In the Multiple Outcomes of Raloxifene Evaluation (MORE), trial to test the effect of these drugs on bone health showed in postmenopausal women to be associated with a 76% decrease in the risk of invasive breast cancer (Cummings SR et al).
The National Surgical Adjuvant Breast and Bowel Project P-1 trial indicated that Tamoxifen significantly reduced the number of invasive breast cancers by 49%, as compared with placebo (Fisher B et al).
Breast Cancer Prevention Trial revealed that women with atypical hyperplasia and lobular carcinoma in situ obtained greater risk reduction with tamoxifen than other women with high risk.
The Study of Tamoxifen and Raloxifene (STAR) trial showed no difference in the therapeutic effect of these drugs in women with atypical hyperplasia and LCIS while on treatment.

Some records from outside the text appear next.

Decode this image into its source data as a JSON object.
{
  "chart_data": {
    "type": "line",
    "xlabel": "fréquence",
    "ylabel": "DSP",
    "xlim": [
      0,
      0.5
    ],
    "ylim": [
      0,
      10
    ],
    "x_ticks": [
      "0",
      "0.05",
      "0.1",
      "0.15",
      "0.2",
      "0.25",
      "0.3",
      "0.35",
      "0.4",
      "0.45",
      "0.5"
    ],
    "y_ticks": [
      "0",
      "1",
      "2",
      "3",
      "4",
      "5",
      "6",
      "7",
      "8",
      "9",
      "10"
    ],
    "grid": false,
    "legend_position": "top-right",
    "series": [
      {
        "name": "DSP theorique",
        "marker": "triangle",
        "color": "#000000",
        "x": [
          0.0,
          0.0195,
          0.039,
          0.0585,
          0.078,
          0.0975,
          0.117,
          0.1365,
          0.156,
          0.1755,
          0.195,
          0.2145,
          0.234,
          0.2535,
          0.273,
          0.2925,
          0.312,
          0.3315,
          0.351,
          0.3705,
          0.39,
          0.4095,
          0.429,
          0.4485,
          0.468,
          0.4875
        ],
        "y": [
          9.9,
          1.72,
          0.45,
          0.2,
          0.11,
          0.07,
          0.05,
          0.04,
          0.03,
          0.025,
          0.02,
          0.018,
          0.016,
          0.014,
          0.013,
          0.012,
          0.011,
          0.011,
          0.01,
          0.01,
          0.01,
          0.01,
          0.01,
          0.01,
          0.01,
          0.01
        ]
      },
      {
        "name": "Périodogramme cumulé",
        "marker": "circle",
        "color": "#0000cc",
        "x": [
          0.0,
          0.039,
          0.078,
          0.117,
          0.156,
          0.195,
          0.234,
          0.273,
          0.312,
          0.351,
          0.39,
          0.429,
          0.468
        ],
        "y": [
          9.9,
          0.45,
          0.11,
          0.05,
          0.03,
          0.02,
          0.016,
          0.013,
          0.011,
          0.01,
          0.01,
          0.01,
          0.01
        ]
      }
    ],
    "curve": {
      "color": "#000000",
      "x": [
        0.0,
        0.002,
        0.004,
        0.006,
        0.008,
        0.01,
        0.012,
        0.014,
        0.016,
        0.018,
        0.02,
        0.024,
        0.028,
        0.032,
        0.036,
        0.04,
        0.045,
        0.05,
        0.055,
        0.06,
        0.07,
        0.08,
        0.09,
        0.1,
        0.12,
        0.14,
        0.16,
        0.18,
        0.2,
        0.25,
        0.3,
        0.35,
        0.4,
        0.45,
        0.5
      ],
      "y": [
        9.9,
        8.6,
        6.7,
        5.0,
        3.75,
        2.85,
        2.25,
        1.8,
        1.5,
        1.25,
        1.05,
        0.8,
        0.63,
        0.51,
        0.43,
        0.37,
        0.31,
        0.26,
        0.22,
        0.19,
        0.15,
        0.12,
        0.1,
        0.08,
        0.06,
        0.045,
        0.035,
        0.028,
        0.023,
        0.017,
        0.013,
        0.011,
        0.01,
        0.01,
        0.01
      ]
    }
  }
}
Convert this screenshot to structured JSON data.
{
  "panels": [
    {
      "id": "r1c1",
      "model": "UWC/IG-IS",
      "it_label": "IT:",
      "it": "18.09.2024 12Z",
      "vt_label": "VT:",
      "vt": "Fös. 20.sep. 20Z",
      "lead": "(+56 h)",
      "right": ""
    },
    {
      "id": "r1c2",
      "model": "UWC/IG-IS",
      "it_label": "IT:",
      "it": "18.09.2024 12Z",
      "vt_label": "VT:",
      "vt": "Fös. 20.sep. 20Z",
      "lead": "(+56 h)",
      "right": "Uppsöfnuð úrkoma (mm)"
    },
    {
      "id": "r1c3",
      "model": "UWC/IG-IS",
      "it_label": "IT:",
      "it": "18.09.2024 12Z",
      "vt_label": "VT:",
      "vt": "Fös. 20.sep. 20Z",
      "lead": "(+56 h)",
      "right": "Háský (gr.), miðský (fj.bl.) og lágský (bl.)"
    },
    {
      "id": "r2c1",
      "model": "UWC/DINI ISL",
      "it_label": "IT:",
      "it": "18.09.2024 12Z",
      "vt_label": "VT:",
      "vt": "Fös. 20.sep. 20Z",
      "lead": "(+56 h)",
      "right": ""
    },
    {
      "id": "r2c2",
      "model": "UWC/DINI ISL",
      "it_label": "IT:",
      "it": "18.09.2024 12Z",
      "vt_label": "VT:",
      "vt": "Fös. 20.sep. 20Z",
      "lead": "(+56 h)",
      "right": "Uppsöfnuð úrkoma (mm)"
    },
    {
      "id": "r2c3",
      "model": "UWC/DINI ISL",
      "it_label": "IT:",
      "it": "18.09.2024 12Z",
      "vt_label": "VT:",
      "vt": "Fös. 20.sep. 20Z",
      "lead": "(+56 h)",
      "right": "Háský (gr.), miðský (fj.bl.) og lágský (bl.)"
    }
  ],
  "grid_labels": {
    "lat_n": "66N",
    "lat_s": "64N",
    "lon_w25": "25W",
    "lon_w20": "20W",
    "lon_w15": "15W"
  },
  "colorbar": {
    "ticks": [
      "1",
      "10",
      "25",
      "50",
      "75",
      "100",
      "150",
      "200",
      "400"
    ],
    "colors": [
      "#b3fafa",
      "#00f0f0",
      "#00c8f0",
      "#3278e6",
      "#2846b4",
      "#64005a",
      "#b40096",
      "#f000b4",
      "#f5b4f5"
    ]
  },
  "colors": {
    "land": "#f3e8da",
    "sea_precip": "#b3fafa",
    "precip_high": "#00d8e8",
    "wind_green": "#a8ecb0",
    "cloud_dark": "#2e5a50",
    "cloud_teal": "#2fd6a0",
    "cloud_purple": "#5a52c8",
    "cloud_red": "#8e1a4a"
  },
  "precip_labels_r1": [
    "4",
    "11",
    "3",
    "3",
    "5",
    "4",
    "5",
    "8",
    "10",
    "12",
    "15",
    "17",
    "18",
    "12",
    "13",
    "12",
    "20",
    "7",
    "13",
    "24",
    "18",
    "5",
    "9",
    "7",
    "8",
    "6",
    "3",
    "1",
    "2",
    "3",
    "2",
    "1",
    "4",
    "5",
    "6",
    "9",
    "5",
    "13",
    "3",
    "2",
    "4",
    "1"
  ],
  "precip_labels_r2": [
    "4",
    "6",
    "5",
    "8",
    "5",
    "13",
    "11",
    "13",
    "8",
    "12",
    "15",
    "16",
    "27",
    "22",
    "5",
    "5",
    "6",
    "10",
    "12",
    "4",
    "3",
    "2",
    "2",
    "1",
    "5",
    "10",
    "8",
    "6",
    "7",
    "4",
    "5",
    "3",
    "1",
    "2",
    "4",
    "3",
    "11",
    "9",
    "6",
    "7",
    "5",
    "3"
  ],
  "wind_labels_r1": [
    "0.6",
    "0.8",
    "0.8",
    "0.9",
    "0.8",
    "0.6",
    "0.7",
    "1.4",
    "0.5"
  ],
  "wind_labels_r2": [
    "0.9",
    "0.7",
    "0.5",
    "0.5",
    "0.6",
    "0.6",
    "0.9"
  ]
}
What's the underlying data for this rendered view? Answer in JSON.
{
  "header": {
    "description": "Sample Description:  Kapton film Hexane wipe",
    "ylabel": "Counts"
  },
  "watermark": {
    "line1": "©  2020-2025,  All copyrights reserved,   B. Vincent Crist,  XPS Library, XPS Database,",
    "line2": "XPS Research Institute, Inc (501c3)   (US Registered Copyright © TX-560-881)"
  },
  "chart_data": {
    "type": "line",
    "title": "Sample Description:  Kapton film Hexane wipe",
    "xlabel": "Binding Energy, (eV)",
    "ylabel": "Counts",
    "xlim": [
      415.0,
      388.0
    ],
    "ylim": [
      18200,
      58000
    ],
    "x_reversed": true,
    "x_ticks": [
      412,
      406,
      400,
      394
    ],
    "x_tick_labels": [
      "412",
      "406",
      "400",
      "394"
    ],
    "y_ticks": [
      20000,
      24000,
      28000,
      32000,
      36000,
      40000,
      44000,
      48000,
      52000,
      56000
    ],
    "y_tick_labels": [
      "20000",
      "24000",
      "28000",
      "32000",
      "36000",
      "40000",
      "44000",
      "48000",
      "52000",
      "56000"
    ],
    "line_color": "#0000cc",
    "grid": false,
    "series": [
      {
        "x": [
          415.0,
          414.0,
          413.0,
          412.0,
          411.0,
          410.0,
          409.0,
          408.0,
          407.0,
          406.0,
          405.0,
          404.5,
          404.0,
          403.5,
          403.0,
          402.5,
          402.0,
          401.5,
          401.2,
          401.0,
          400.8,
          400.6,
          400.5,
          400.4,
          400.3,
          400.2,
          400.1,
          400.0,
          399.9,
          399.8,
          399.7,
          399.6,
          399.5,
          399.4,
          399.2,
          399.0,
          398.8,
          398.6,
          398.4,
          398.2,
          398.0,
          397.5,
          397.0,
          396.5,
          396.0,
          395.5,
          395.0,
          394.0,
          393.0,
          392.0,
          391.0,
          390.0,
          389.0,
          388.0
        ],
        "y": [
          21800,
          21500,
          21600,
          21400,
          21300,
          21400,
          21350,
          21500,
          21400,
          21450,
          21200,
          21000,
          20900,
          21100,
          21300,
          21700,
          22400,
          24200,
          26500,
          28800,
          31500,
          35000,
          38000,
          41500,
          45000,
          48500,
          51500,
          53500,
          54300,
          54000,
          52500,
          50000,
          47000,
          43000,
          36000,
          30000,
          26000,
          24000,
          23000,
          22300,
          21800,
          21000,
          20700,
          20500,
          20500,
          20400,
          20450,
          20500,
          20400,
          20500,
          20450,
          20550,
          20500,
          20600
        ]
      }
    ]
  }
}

The USPSTF recommends prescribing risk reducing medications such as tamoxifen, raloxifine, aromatase inhibitors to women who are increased for breast cancer and are at low risk for adverse medication effects.
Anastrozole 1 mg per day, tamoxifen 20 mg, raloxifene 60 mg, and exemestane 25 mg have been shown to reduce breast cancer incidence in trials when prescribed once per day for five years to postmenopausal women at increased risk.The USPSTF does not recommend the use of risk reducing medications for breast cancer in women not at increased risk.